The study shows that the hormone ghrelin can lower the activity of a specific calcium channel (T-type) in mouse sperm cells, and this effect works through the growth hormone secretagogue receptor (GHS‑R1a) using a novel protein‑kinase‑C pathway. Blocking this receptor with a GHRP‑6‑derived antagonist stops the effect, suggesting the pathway could be part of how ghrelin influences male fertility.

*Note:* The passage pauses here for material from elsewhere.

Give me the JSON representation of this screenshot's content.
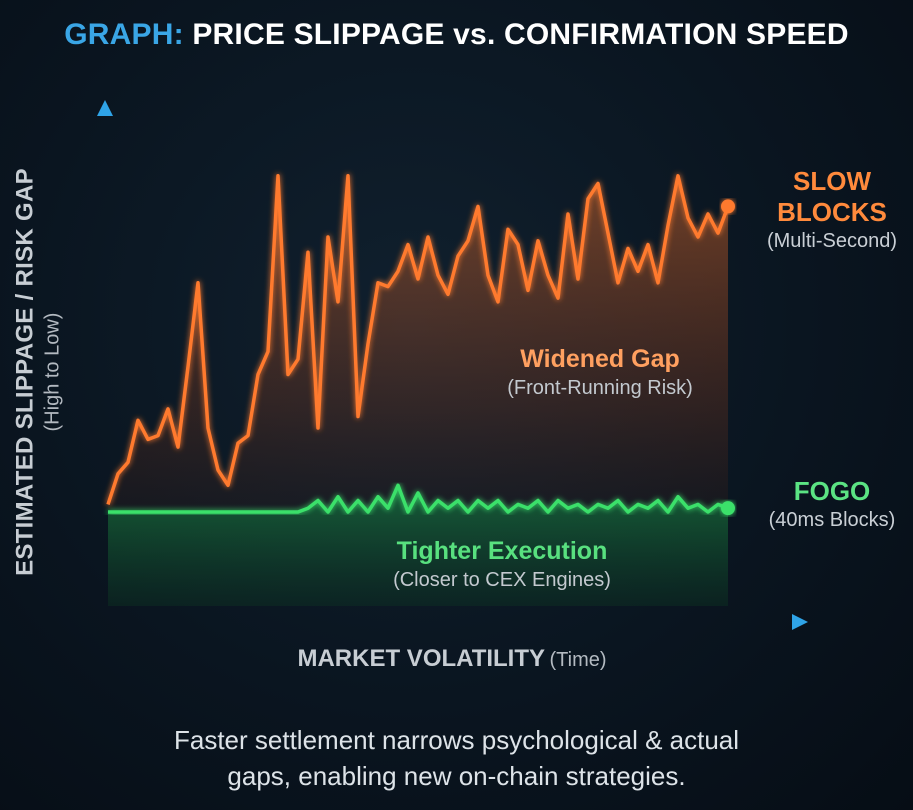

Ghrelin, a newly isolated brain-gut peptide, has been found to play important roles in the male reproduction. However, to date, the detailed mechanisms still remain unknown. In this study, we identified a novel functional role of ghrelin in modulating T-type Ca(2+) channel currents (T-currents) in mouse spermatogenic cells. We found that ghrelin inhibited T-currents in a dose-dependent manner. Ghrelin at 0.1 μM reversibly inhibited T-currents by ∼31.7%. This inhibitory effect was blocked by D-Lys3-GHRP-6, a selective growth hormone secretagogue receptor 1a (GHS-R1a) antagonist. Intracellular infusion of GDP-b-S or pretreatment of the cells with pertussis toxin (PTX) completely blocked the inhibitory effects of ghrelin. Furthermore, ghrelin responses were abolished by the phospholipase C inhibitor U73122, but not the inactive analogue U73343. The classical and novel protein kinase C antagonist chelerythrine chlorid or GF109203X abolished ghrelin responses, whereas Ro31-8820, a classical PKC antagonist or PKI 6-22, a PKA antagonist, elicited no such effects. Taken together, these results suggest that ghrelin acting through GSH-R1a inhibits T-currents via a PTX-sensitive novel PKC pathway in mouse spermatogenic cells, which could contribute to its male reproductive functions such as acrosome reactions.